Woran’s liegt, dass die Löwen nach dem ordentlichen Saisonstart derart abgestürzt sind und nun schon neun Punkte hinter dem großen SC Paderborn im Mittelfeld dümpeln, darauf hat auch Schneider keine Antwort. Sondern gleich mehrere. Und die werden den Profis nicht gefallen.

„Ich sag’ ja gar nicht, dass die Spieler nicht wollen“, setzt der Präsident an, „aber es ist ein Unterschied, ob ich für mich was will oder ob ich auch bereit bin, auf dem Platz meinen Schweinehund zu überwinden, um als Team was zu reißen.“

Fehlender Gemeinschaftssinn also. Kombiniert mit einem Mangel an Einfühlungsvermögen.
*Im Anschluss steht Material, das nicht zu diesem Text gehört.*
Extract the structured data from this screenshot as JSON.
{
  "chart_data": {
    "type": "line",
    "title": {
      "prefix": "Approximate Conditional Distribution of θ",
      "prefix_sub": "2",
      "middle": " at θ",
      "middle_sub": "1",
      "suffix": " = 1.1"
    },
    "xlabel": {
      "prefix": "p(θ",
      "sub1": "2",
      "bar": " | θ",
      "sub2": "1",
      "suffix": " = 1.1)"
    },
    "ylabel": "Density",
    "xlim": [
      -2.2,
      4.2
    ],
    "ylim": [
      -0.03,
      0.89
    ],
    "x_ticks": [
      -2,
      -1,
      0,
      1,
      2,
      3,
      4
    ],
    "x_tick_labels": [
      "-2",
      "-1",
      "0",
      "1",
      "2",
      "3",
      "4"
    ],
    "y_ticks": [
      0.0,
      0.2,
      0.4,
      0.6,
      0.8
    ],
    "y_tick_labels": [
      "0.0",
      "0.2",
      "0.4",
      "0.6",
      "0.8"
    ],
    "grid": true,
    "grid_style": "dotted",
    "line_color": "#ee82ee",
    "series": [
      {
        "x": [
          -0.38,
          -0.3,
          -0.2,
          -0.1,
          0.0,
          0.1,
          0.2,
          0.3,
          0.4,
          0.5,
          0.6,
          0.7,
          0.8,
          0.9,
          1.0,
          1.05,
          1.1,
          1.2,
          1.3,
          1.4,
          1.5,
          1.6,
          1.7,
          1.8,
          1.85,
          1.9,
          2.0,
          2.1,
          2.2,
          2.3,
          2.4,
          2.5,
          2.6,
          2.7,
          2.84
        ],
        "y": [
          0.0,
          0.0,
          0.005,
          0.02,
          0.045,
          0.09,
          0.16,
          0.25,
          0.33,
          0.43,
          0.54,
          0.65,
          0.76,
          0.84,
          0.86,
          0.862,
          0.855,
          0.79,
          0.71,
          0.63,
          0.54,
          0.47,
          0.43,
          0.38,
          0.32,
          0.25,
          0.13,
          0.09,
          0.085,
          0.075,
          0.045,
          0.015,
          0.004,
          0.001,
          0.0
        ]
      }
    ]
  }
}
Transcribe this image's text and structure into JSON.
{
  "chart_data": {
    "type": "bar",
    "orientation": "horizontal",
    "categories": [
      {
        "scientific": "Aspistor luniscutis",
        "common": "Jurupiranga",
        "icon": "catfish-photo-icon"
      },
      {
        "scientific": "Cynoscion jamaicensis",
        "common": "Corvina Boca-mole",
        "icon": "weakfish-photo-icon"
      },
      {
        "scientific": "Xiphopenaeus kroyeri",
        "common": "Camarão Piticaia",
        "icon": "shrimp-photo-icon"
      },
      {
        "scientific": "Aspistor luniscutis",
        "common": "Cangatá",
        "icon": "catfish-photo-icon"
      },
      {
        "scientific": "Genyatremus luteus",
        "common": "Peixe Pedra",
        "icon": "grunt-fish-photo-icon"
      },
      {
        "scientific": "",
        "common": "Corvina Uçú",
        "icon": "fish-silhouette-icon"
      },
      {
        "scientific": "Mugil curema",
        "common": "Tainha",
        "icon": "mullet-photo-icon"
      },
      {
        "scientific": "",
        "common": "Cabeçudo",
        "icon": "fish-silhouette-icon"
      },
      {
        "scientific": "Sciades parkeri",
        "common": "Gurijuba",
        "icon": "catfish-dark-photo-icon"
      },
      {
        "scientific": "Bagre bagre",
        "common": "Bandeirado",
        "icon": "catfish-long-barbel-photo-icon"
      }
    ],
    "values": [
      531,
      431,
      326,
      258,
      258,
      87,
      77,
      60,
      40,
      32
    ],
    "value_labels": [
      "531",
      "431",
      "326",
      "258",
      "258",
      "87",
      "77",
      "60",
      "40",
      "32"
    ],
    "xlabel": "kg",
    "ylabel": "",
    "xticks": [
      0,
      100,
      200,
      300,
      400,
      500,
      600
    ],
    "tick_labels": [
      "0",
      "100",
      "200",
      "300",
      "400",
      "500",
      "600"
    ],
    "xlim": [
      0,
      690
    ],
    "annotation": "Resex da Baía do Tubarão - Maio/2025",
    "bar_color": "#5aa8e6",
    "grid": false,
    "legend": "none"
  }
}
Schneider: „Die Spieler sollten weniger ihre Unsicherheit und ihr Gemüt pflegen, sondern sich mal in die Fans reinversetzen, die nicht nur Geld für so einen Grottenkick zahlen, sondern auch noch drei, vier Stunden fahren, um sich daheim dann derblecken lassen zu müssen. Die Fans bringen ihren Einsatz – und was kriegen sie zurück?“

Spieler an den Pranger stellen, zugleich den Trainer stärken – so wollen sie bei den Löwen über die Runde(n) kommen. Maurer wäre in Schneiders Augen ein „Bauern­opfer“, diesen Weg will er nicht gehen.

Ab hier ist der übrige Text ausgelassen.